The 2020 season rates the lowest in the modern era at Tennessee, with the Vols at a -2.0 rating (points worse than the average team on a neutral field). In 2021, Tennessee finished at 15.7. Then last season, we jumped to 28.2. Play-for-play, the 2022 Vols rate as the third-best team in program history in historical SP+; they’re the only UT team with three ranked wins of three-plus possessions. From one of the lowest points, to one of the highest points, with a ton of uncertainty and pending NCAA sanctions and playing Alabama and Georgia every year, etc. etc.
The truth is, Tennessee could’ve gone 5-7 in Heupel’s first year, then 9-4 in year two, and we would’ve called it significant progress. And it would’ve been! We’d be excited right now to find out if Tennessee could take the next big step.

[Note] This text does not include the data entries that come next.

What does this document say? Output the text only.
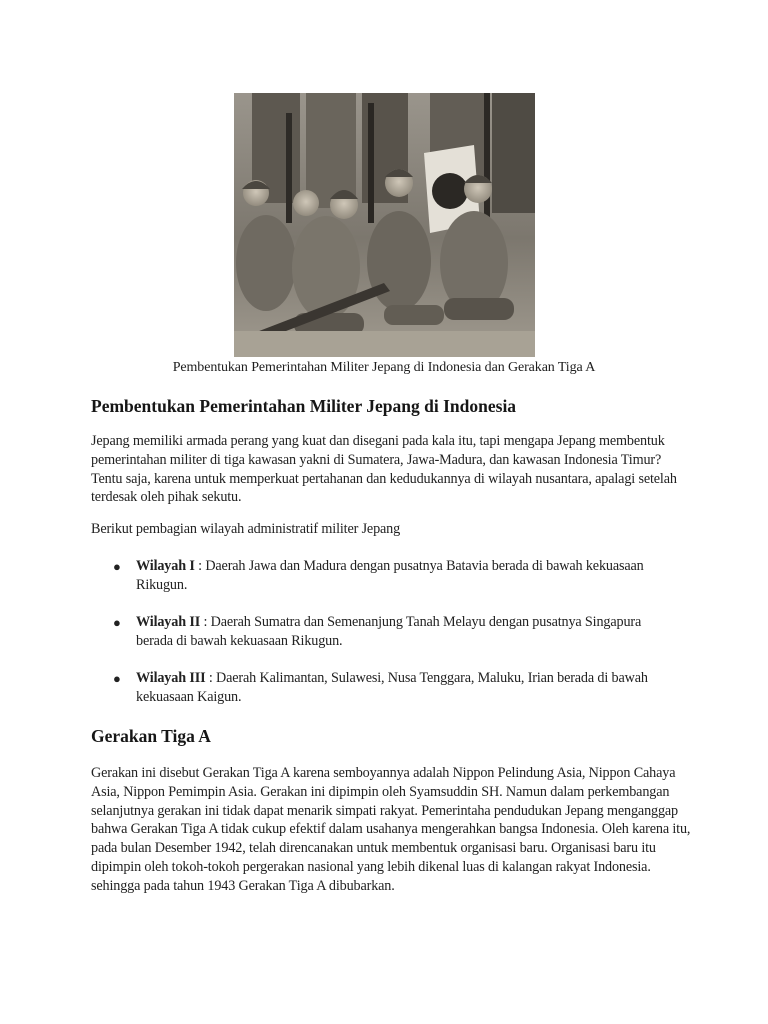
Pembentukan Pemerintahan Militer Jepang di Indonesia dan Gerakan Tiga A
Pembentukan Pemerintahan Militer Jepang di Indonesia

Jepang memiliki armada perang yang kuat dan disegani pada kala itu, tapi mengapa Jepang membentuk pemerintahan militer di tiga kawasan yakni di Sumatera, Jawa-Madura, dan kawasan Indonesia Timur? Tentu saja, karena untuk memperkuat pertahanan dan kedudukannya di wilayah nusantara, apalagi setelah terdesak oleh pihak sekutu.

Berikut pembagian wilayah administratif militer Jepang

● Wilayah I : Daerah Jawa dan Madura dengan pusatnya Batavia berada di bawah kekuasaan Rikugun.
● Wilayah II : Daerah Sumatra dan Semenanjung Tanah Melayu dengan pusatnya Singapura berada di bawah kekuasaan Rikugun.
● Wilayah III : Daerah Kalimantan, Sulawesi, Nusa Tenggara, Maluku, Irian berada di bawah kekuasaan Kaigun.
Gerakan Tiga A

Gerakan ini disebut Gerakan Tiga A karena semboyannya adalah Nippon Pelindung Asia, Nippon Cahaya Asia, Nippon Pemimpin Asia. Gerakan ini dipimpin oleh Syamsuddin SH. Namun dalam perkembangan selanjutnya gerakan ini tidak dapat menarik simpati rakyat. Pemerintaha pendudukan Jepang menganggap bahwa Gerakan Tiga A tidak cukup efektif dalam usahanya mengerahkan bangsa Indonesia. Oleh karena itu, pada bulan Desember 1942, telah direncanakan untuk membentuk organisasi baru. Organisasi baru itu dipimpin oleh tokoh-tokoh pergerakan nasional yang lebih dikenal luas di kalangan rakyat Indonesia. sehingga pada tahun 1943 Gerakan Tiga A dibubarkan.
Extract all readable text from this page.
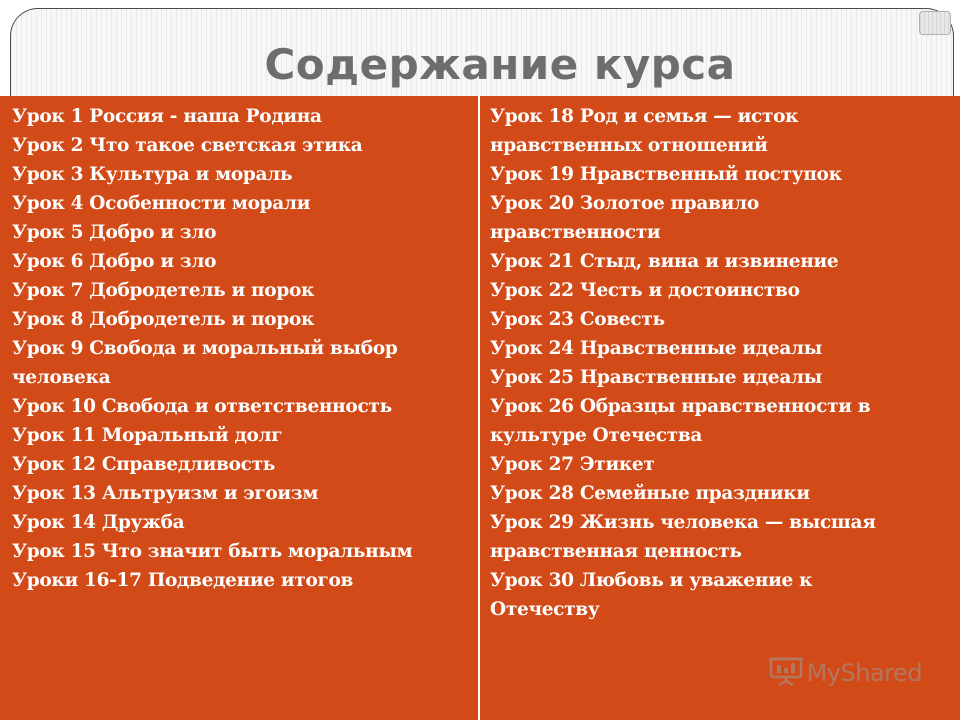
Содержание курса
Урок 1 Россия - наша Родина
Урок 2 Что такое светская этика
Урок 3 Культура и мораль
Урок 4 Особенности морали
Урок 5 Добро и зло
Урок 6 Добро и зло
Урок 7 Добродетель и порок
Урок 8 Добродетель и порок
Урок 9 Свобода и моральный выбор человека
Урок 10 Свобода и ответственность
Урок 11 Моральный долг
Урок 12 Справедливость
Урок 13 Альтруизм и эгоизм
Урок 14 Дружба
Урок 15 Что значит быть моральным
Уроки 16-17 Подведение итогов
Урок 18 Род и семья — исток нравственных отношений
Урок 19 Нравственный поступок
Урок 20 Золотое правило нравственности
Урок 21 Стыд, вина и извинение
Урок 22 Честь и достоинство
Урок 23 Совесть
Урок 24 Нравственные идеалы
Урок 25 Нравственные идеалы
Урок 26 Образцы нравственности в культуре Отечества
Урок 27 Этикет
Урок 28 Семейные праздники
Урок 29 Жизнь человека — высшая нравственная ценность
Урок 30 Любовь и уважение к Отечеству
MyShared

And instead, the Vols leaped into the national championship conversation in year two, and positioned themselves to stay there going forward.
Speaking of going forward:
Most Improved Programs in Historical SP+ in a Coach’s First Three Seasons (SEC, 1992-2022)

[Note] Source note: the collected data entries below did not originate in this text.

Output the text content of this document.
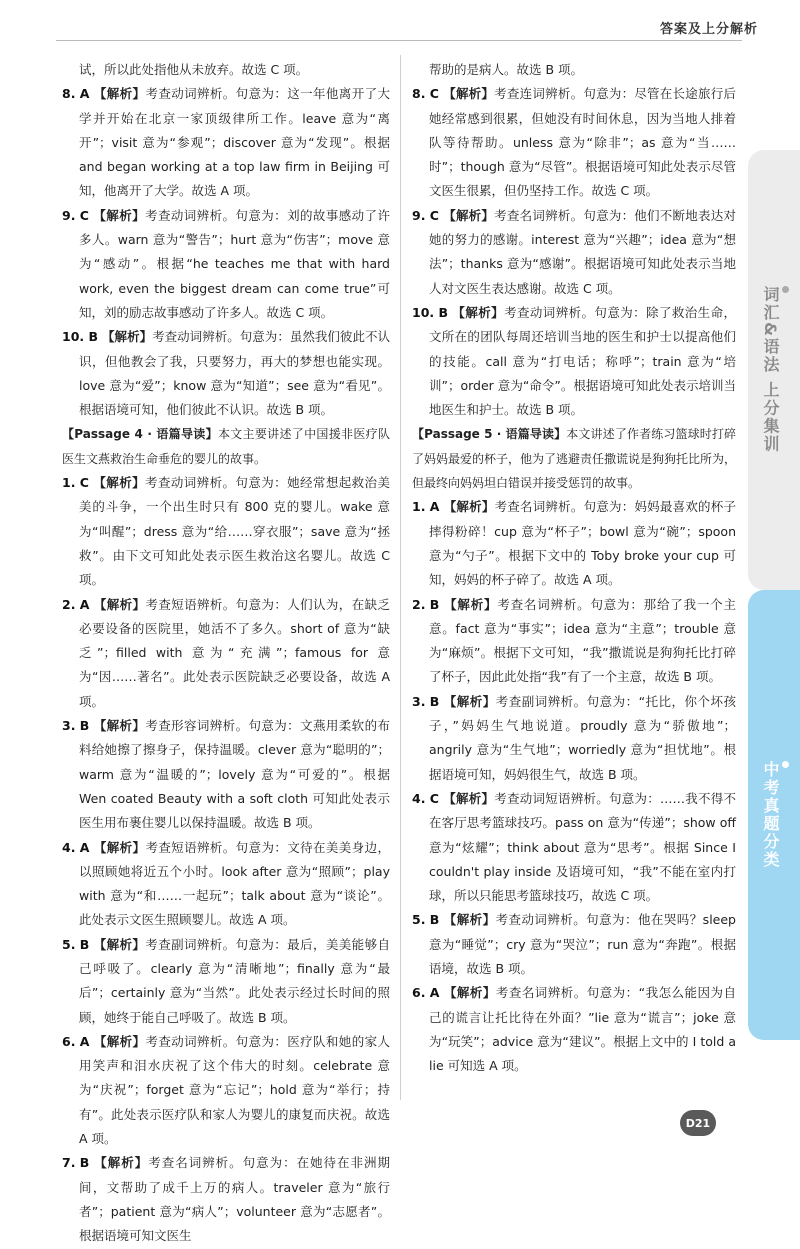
答案及上分解析

试，所以此处指他从未放弃。故选 C 项。

8. A 【解析】考查动词辨析。句意为：这一年他离开了大学并开始在北京一家顶级律所工作。leave 意为“离开”；visit 意为“参观”；discover 意为“发现”。根据 and began working at a top law firm in Beijing 可知，他离开了大学。故选 A 项。

9. C 【解析】考查动词辨析。句意为：刘的故事感动了许多人。warn 意为“警告”；hurt 意为“伤害”；move 意为“感动”。根据“he teaches me that with hard work, even the biggest dream can come true”可知，刘的励志故事感动了许多人。故选 C 项。

10. B 【解析】考查动词辨析。句意为：虽然我们彼此不认识，但他教会了我，只要努力，再大的梦想也能实现。love 意为“爱”；know 意为“知道”；see 意为“看见”。根据语境可知，他们彼此不认识。故选 B 项。

【Passage 4 · 语篇导读】本文主要讲述了中国援非医疗队医生文燕救治生命垂危的婴儿的故事。

1. C 【解析】考查动词辨析。句意为：她经常想起救治美美的斗争，一个出生时只有 800 克的婴儿。wake 意为“叫醒”；dress 意为“给……穿衣服”；save 意为“拯救”。由下文可知此处表示医生救治这名婴儿。故选 C 项。

2. A 【解析】考查短语辨析。句意为：人们认为，在缺乏必要设备的医院里，她活不了多久。short of 意为“缺乏”；filled with 意为“充满”；famous for 意为“因……著名”。此处表示医院缺乏必要设备，故选 A 项。

3. B 【解析】考查形容词辨析。句意为：文燕用柔软的布料给她擦了擦身子，保持温暖。clever 意为“聪明的”；warm 意为“温暖的”；lovely 意为“可爱的”。根据 Wen coated Beauty with a soft cloth 可知此处表示医生用布裹住婴儿以保持温暖。故选 B 项。

4. A 【解析】考查短语辨析。句意为：文待在美美身边，以照顾她将近五个小时。look after 意为“照顾”；play with 意为“和……一起玩”；talk about 意为“谈论”。此处表示文医生照顾婴儿。故选 A 项。

5. B 【解析】考查副词辨析。句意为：最后，美美能够自己呼吸了。clearly 意为“清晰地”；finally 意为“最后”；certainly 意为“当然”。此处表示经过长时间的照顾，她终于能自己呼吸了。故选 B 项。

6. A 【解析】考查动词辨析。句意为：医疗队和她的家人用笑声和泪水庆祝了这个伟大的时刻。celebrate 意为“庆祝”；forget 意为“忘记”；hold 意为“举行；持有”。此处表示医疗队和家人为婴儿的康复而庆祝。故选 A 项。

7. B 【解析】考查名词辨析。句意为：在她待在非洲期间，文帮助了成千上万的病人。traveler 意为“旅行者”；patient 意为“病人”；volunteer 意为“志愿者”。根据语境可知文医生

帮助的是病人。故选 B 项。

8. C 【解析】考查连词辨析。句意为：尽管在长途旅行后她经常感到很累，但她没有时间休息，因为当地人排着队等待帮助。unless 意为“除非”；as 意为“当……时”；though 意为“尽管”。根据语境可知此处表示尽管文医生很累，但仍坚持工作。故选 C 项。

9. C 【解析】考查名词辨析。句意为：他们不断地表达对她的努力的感谢。interest 意为“兴趣”；idea 意为“想法”；thanks 意为“感谢”。根据语境可知此处表示当地人对文医生表达感谢。故选 C 项。

10. B 【解析】考查动词辨析。句意为：除了救治生命，文所在的团队每周还培训当地的医生和护士以提高他们的技能。call 意为“打电话；称呼”；train 意为“培训”；order 意为“命令”。根据语境可知此处表示培训当地医生和护士。故选 B 项。

【Passage 5 · 语篇导读】本文讲述了作者练习篮球时打碎了妈妈最爱的杯子，他为了逃避责任撒谎说是狗狗托比所为，但最终向妈妈坦白错误并接受惩罚的故事。

1. A 【解析】考查名词辨析。句意为：妈妈最喜欢的杯子摔得粉碎！cup 意为“杯子”；bowl 意为“碗”；spoon 意为“勺子”。根据下文中的 Toby broke your cup 可知，妈妈的杯子碎了。故选 A 项。

2. B 【解析】考查名词辨析。句意为：那给了我一个主意。fact 意为“事实”；idea 意为“主意”；trouble 意为“麻烦”。根据下文可知，“我”撒谎说是狗狗托比打碎了杯子，因此此处指“我”有了一个主意，故选 B 项。

3. B 【解析】考查副词辨析。句意为：“托比，你个坏孩子，”妈妈生气地说道。proudly 意为“骄傲地”；angrily 意为“生气地”；worriedly 意为“担忧地”。根据语境可知，妈妈很生气，故选 B 项。

4. C 【解析】考查动词短语辨析。句意为：……我不得不在客厅思考篮球技巧。pass on 意为“传递”；show off 意为“炫耀”；think about 意为“思考”。根据 Since I couldn't play inside 及语境可知，“我”不能在室内打球，所以只能思考篮球技巧，故选 C 项。

5. B 【解析】考查动词辨析。句意为：他在哭吗？sleep 意为“睡觉”；cry 意为“哭泣”；run 意为“奔跑”。根据语境，故选 B 项。

6. A 【解析】考查名词辨析。句意为：“我怎么能因为自己的谎言让托比待在外面？”lie 意为“谎言”；joke 意为“玩笑”；advice 意为“建议”。根据上文中的 I told a lie 可知选 A 项。

词汇&语法 上分集训
中考真题分类
D21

- Ole Miss, Hugh Freeze (+29.3 in SP+ from 2011 to 2014)
- Arkansas, Sam Pittman (+24.3)
- Vanderbilt, James Franklin (+23.9)
- South Carolina, Lou Holtz (+22.9)
- Alabama, Nick Saban (+22.5)
If the Vols ended up level in 2023 compared to 2022, Josh Heupel would top this list as well. Being in position to win 11 games again would be an incredible accomplishment, of course. There remain no guarantees, but Tennessee is positioning itself to be in the championship conversation every season; that’s the real prize of all of this, to be in the hunt every year as the field prepares to expand.

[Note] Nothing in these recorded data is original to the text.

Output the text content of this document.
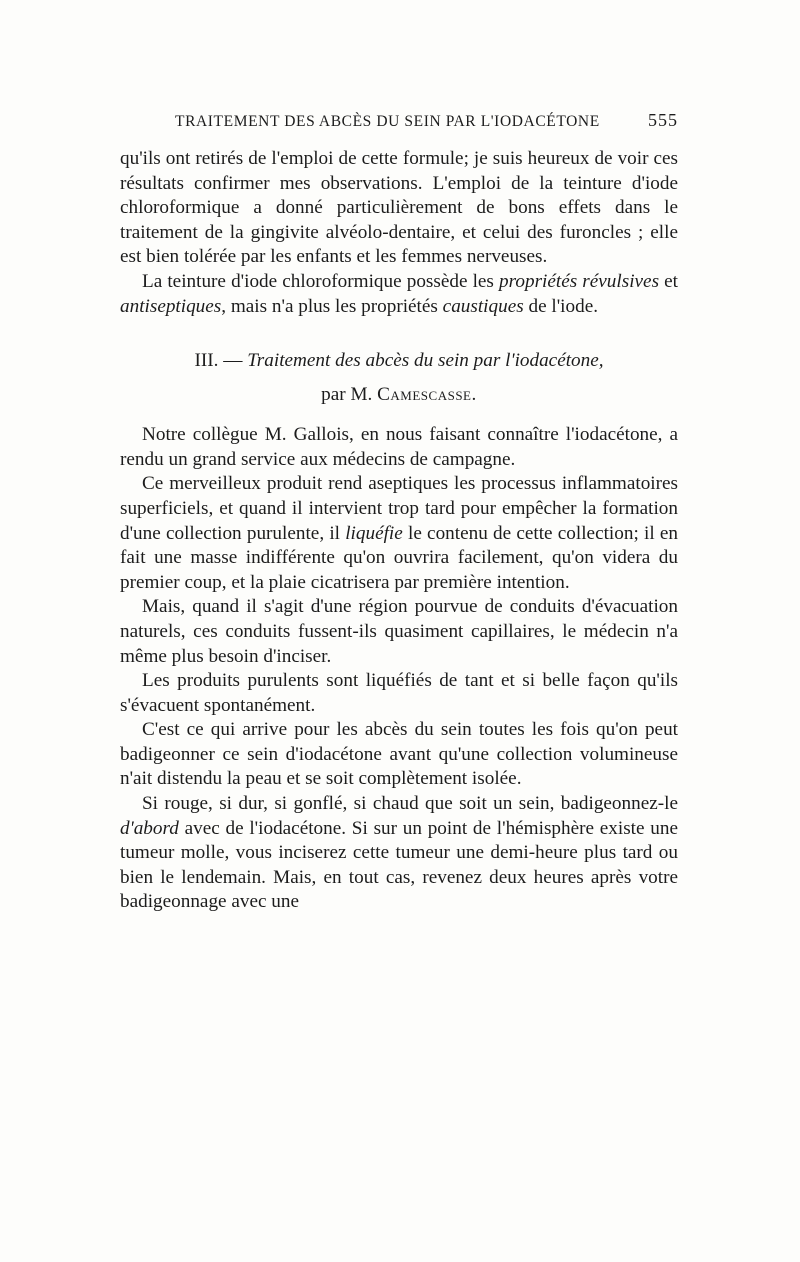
TRAITEMENT DES ABCÈS DU SEIN PAR L'IODACÉTONE	555

qu'ils ont retirés de l'emploi de cette formule; je suis heureux de voir ces résultats confirmer mes observations. L'emploi de la teinture d'iode chloroformique a donné particulièrement de bons effets dans le traitement de la gingivite alvéolo-dentaire, et celui des furoncles ; elle est bien tolérée par les enfants et les femmes nerveuses.

La teinture d'iode chloroformique possède les propriétés révulsives et antiseptiques, mais n'a plus les propriétés caustiques de l'iode.

III. — Traitement des abcès du sein par l'iodacétone,
par M. Camescasse.

Notre collègue M. Gallois, en nous faisant connaître l'iodacétone, a rendu un grand service aux médecins de campagne.

Ce merveilleux produit rend aseptiques les processus inflammatoires superficiels, et quand il intervient trop tard pour empêcher la formation d'une collection purulente, il liquéfie le contenu de cette collection; il en fait une masse indifférente qu'on ouvrira facilement, qu'on videra du premier coup, et la plaie cicatrisera par première intention.

Mais, quand il s'agit d'une région pourvue de conduits d'évacuation naturels, ces conduits fussent-ils quasiment capillaires, le médecin n'a même plus besoin d'inciser.

Les produits purulents sont liquéfiés de tant et si belle façon qu'ils s'évacuent spontanément.

C'est ce qui arrive pour les abcès du sein toutes les fois qu'on peut badigeonner ce sein d'iodacétone avant qu'une collection volumineuse n'ait distendu la peau et se soit complètement isolée.

Si rouge, si dur, si gonflé, si chaud que soit un sein, badigeonnez-le d'abord avec de l'iodacétone. Si sur un point de l'hémisphère existe une tumeur molle, vous inciserez cette tumeur une demi-heure plus tard ou bien le lendemain. Mais, en tout cas, revenez deux heures après votre badigeonnage avec une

What’s been done here is truly remarkable, and by this metric, beyond any progress in any other coach’s first two seasons in the expansion-era SEC.
So…where to next?
Go Vols.
Here’s the full Top 25 research on the first two years:
Team | Years | New Coach | SP+ Change |
Tennessee | 2020-2022 | Josh Heupel | 30.1 |
Vanderbilt | 2010-2012 | James Franklin | 27.5 |
Arkansas | 2019-2021 | Sam Pittman | 27.1 |
Ole Miss | 2007-2009 | Houston Nutt | 25.5 |
Florida | 2017-2019 | Dan Mullen | 24.8 |
Ole Miss | 2011-2013 | Hugh Freeze | 22.8 |
Mississippi St | 2008-2010 | Dan Mullen | 22.6 |
Auburn | 2008-2010 | Gene Chizik | 21 |
South Carolina | 2020-2022 | Shane Beamer | 20.1 |
Auburn | 2012-2014 | Gus Malzahn | 19.6 |
Arkansas | 1997-1999 | Houston Nutt | 19 |
South Carolina | 1998-2000 | Lou Holtz | 18.6 |
LSU | 1999-2001 | Nick Saban | 17.6 |
Kentucky | 1996-1998 | Hal Mumme | 17.4 |
Auburn | 1991-1993 | Terry Bowden | 17.3 |
Alabama | 2000-2002 | Dennis Franchione | 16.5 |
LSU | 1993-1995 | Gerry DiNardo | 16.1 |
Kentucky | 2000-2002 | Guy Morriss | 15.9 |
Vanderbilt | 2020-2022 | Clark Lea | 13.5 |
Kentucky | 2012-2014 | Mark Stoops | 13.4 |
Ole Miss | 2019-2021 | Lane Kiffin | 13.3 |
Auburn | 1998-2000 | Tommy Tuberville | 12.8 |
South Carolina | 2004-2006 | Steve Spurrier | 12.7 |
Georgia | 2015-2017 | Kirby Smart | 12.2 |
Alabama | 2006-2008 | Nick Saban | 11.8 |
Nothing beats data driven analysis, Go Vols!
Nicely played, Will. I dixn’t realize how statistically driven your articke get. Really well-crafted analysis as well as the exposition. I’m too lazy to do such work, but I certainly admire those who are willing to do the work; thank you!